Quelques semaines après le carnage, assis à l’ombre d’un manguier, le coude posé sur son kalachnikov, le chef de section Essaryado semble s’interroger sur son utilité en ces lieux. Autour de lui s’activent ses troupes, pour la plupart des supplétifs baptisés special police officer (SPO), fort jeunes et peu aguerris. « Ce poste de police a été construit en 2005 », explique le sous-officier. New Delhi s’efforçait alors de reprendre pied dans ces jungles, domaine des maquis communistes depuis les années 1980. Un contrôle purement formel : redoutant les embuscades, les policiers ne s’aventurent guère hors de leur citadelle. « Pour nous rendre en ville, nous prenons le bus, comme les civils, c’est plus sûr », glisse amèrement M. Essaryado. En cas de nouvel assaut, cette garnison connaîtra sans doute le même funeste sort que la précédente. En 2006, sept cent quarante-neuf personnes ont été tuées dans le conflit opposant les rebelles communistes à la République indienne ; quatre cent quatre-vingt-trois autres sont mortes entre janvier et septembre 2007 (1). La situation de Rani Bodli résume le désarroi du géant indien face à l’essor de l’insurrection.

La guérilla naxalite est née en mars 1967, quand les paysans du village de Naxalbari (Bengale-Occidental) ont saisi le riz d’un propriétaire foncier. Depuis cette jacquerie, différents groupes armés maoïstes ont implanté leurs maquis dans les jungles et les campagnes isolées, militairement actifs, mais néanmoins stagnants, comme autant d’incendies privés d’oxygène. Ce n’est qu’en septembre 2004 qu’ils trouvèrent un second souffle, lorsque les deux principaux mouvements, le Groupe de la guerre populaire (People’s War Group, PWG), établi dans le centre du pays, et le Centre communiste maoïste d’Inde (Maoist Communist Center of India, MCCI), actif au Bihar, ont fusionné pour former le Parti communiste indien maoïste (PCI-m), interdit.

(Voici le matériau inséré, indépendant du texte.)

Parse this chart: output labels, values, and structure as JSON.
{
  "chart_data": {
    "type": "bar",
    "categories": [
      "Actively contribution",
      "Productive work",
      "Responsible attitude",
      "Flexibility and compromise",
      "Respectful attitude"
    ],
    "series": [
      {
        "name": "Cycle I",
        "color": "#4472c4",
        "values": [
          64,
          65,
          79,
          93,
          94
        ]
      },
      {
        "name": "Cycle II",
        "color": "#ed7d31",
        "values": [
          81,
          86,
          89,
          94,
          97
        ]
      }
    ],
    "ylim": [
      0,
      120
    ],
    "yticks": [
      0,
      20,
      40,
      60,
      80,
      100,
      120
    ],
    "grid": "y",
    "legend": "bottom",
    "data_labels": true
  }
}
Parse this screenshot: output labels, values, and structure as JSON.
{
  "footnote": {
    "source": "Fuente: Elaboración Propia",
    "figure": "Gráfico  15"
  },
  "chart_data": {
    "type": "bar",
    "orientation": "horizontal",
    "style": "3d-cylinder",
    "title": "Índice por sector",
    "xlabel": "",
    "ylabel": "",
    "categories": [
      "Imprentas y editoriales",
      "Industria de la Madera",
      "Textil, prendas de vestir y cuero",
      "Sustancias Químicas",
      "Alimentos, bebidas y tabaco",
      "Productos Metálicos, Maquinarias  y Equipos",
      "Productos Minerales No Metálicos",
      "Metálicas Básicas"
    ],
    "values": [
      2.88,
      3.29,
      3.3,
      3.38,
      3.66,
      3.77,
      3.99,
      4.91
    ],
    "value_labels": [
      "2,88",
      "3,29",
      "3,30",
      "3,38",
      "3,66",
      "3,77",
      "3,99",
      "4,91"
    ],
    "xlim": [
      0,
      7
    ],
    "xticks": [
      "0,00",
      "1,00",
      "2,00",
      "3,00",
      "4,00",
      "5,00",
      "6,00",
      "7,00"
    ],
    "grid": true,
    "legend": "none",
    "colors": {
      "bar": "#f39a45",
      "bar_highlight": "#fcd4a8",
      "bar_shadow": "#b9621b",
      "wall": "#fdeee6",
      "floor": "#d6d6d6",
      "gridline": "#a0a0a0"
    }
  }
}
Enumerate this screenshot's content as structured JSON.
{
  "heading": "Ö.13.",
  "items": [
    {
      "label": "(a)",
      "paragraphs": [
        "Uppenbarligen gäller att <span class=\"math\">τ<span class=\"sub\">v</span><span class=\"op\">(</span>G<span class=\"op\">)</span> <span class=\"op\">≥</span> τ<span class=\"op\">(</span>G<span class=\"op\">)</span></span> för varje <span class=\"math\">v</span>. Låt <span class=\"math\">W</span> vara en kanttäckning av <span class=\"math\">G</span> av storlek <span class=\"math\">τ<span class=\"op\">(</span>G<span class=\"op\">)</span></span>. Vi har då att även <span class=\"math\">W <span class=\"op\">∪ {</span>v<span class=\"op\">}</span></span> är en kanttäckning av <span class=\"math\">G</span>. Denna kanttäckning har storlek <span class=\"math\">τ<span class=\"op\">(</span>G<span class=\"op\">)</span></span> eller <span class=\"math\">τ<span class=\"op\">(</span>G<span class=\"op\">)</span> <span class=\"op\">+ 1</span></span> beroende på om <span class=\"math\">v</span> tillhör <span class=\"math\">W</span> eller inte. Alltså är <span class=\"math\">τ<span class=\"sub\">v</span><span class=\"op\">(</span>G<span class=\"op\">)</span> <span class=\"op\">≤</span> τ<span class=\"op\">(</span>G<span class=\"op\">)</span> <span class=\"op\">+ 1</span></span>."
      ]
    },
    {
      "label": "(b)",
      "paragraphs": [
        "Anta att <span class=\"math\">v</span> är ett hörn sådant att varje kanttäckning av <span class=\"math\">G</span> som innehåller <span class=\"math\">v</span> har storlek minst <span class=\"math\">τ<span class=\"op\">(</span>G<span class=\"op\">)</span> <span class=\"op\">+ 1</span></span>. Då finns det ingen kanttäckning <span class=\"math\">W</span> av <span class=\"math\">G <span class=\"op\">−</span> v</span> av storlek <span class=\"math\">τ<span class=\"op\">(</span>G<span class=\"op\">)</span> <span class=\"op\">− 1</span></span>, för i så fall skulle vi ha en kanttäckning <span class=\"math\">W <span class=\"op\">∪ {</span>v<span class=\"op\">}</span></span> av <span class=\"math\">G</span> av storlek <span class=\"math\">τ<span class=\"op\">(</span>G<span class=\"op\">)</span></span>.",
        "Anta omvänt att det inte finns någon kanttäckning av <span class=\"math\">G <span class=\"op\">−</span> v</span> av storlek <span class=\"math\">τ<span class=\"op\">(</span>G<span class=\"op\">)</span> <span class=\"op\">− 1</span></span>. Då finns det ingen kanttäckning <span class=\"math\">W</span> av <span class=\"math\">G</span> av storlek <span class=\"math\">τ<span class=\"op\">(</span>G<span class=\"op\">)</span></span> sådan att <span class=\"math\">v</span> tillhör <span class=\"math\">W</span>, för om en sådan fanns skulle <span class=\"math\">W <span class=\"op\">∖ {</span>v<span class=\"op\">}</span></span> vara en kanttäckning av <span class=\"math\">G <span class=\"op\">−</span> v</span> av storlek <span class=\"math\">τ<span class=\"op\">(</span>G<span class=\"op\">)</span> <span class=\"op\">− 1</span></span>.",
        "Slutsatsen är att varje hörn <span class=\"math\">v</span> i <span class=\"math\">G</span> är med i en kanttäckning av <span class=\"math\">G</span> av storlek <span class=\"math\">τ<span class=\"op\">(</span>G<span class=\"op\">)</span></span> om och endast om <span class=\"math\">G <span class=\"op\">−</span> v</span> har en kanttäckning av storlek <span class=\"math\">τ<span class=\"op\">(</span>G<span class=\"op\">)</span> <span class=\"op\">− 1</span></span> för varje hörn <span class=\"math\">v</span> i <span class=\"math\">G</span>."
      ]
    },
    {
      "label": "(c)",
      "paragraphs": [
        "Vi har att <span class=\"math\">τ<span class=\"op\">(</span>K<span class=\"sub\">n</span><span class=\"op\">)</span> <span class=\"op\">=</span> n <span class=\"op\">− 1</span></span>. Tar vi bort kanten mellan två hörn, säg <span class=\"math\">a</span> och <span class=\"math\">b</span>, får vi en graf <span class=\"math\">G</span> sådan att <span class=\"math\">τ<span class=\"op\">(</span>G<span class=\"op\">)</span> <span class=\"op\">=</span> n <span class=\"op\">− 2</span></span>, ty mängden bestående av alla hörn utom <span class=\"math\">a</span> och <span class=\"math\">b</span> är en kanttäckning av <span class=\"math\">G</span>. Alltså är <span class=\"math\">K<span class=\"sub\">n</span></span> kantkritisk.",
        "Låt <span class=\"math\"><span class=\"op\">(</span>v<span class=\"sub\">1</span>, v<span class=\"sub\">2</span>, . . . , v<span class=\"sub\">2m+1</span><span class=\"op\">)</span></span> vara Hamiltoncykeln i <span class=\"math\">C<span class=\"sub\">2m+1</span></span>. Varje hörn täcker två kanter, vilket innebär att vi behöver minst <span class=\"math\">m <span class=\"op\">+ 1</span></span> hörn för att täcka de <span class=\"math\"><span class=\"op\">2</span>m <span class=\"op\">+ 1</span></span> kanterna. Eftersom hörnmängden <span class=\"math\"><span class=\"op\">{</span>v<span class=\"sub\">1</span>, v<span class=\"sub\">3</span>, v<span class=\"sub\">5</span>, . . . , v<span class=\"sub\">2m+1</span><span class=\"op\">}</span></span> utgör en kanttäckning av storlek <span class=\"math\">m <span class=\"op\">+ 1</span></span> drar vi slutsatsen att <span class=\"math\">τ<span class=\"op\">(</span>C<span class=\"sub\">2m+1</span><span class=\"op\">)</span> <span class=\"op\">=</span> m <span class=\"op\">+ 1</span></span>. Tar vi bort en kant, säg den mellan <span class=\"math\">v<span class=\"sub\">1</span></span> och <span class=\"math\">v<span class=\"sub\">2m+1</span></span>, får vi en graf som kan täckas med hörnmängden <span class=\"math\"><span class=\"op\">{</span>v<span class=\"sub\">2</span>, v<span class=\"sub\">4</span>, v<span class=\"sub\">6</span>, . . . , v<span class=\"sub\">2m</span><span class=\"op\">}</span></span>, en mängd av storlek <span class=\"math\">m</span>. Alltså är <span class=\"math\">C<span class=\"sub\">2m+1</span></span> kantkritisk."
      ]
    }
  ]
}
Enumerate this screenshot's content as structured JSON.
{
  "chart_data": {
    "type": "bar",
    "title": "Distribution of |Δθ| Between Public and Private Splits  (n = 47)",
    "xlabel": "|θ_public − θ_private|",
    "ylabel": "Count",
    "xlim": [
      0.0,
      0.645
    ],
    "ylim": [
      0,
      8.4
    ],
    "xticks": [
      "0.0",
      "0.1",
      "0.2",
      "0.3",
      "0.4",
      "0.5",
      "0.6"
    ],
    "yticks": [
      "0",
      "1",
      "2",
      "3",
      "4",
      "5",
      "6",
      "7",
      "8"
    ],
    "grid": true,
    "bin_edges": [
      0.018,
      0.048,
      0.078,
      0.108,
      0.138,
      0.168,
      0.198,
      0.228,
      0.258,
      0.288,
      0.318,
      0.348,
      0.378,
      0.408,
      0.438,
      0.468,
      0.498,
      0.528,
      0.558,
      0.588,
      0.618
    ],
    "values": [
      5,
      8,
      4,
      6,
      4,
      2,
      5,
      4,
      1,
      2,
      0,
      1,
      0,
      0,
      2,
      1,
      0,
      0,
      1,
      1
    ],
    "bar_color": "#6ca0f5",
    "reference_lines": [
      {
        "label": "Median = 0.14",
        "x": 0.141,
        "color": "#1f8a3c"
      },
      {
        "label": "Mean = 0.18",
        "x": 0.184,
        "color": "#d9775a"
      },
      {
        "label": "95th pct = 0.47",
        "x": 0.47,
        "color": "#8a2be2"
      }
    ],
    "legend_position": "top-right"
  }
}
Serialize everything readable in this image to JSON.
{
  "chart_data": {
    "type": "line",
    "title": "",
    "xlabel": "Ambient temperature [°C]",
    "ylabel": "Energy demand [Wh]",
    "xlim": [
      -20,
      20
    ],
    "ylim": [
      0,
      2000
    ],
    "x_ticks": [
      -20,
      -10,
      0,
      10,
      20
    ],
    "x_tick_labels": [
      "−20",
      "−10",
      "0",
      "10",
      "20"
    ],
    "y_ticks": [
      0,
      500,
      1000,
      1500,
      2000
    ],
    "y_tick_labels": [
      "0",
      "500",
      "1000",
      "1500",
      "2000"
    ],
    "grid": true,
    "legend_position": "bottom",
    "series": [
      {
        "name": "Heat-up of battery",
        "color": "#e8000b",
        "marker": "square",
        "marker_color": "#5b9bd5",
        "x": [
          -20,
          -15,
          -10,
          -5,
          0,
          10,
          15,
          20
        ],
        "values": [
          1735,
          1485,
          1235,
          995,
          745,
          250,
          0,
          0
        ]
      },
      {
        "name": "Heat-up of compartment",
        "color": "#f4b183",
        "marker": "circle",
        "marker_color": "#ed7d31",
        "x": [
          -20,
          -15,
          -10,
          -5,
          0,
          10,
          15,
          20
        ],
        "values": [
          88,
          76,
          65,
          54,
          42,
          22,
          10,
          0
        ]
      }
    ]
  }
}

Une stratégie à long terme

Depuis, les naxalites ont étendu leurs activités à quatorze, puis seize des vingt-huit Etats indiens... En août, ils œuvraient dans cent quatre-vingt-douze districts sur six cent deux, traçant, de la frontière népalaise aux côtes du Sud-Ouest, un véritable « corridor rouge » de quatre-vingt-douze mille kilomètres carrés (2). New Delhi redoute une extension prochaine de la guérilla au Gujarat, au Rajasthan, dans l’Himachal Pradesh, le Jammu-et-Cachemire... et note la volonté des insurgés d’agir dans les centres urbains (Calcutta, Bombay, Ahmedabad...) (3). « Le naxalisme est le plus grand défi pour la sécurité intérieure qu’a jamais dû relever notre pays », a déclaré le premier ministre Manmohan Singh (Parti du Congrès), en avril 2006, devant les chefs de gouvernement des Etats. En effet, à la différence des séparatismes du Cachemire ou des Etats du Nord-Est, le naxalisme veut conquérir l’ensemble du territoire indien. Et une solution négociée semble improbable, les insurgés ayant pour objectif de mener à bien une révolution.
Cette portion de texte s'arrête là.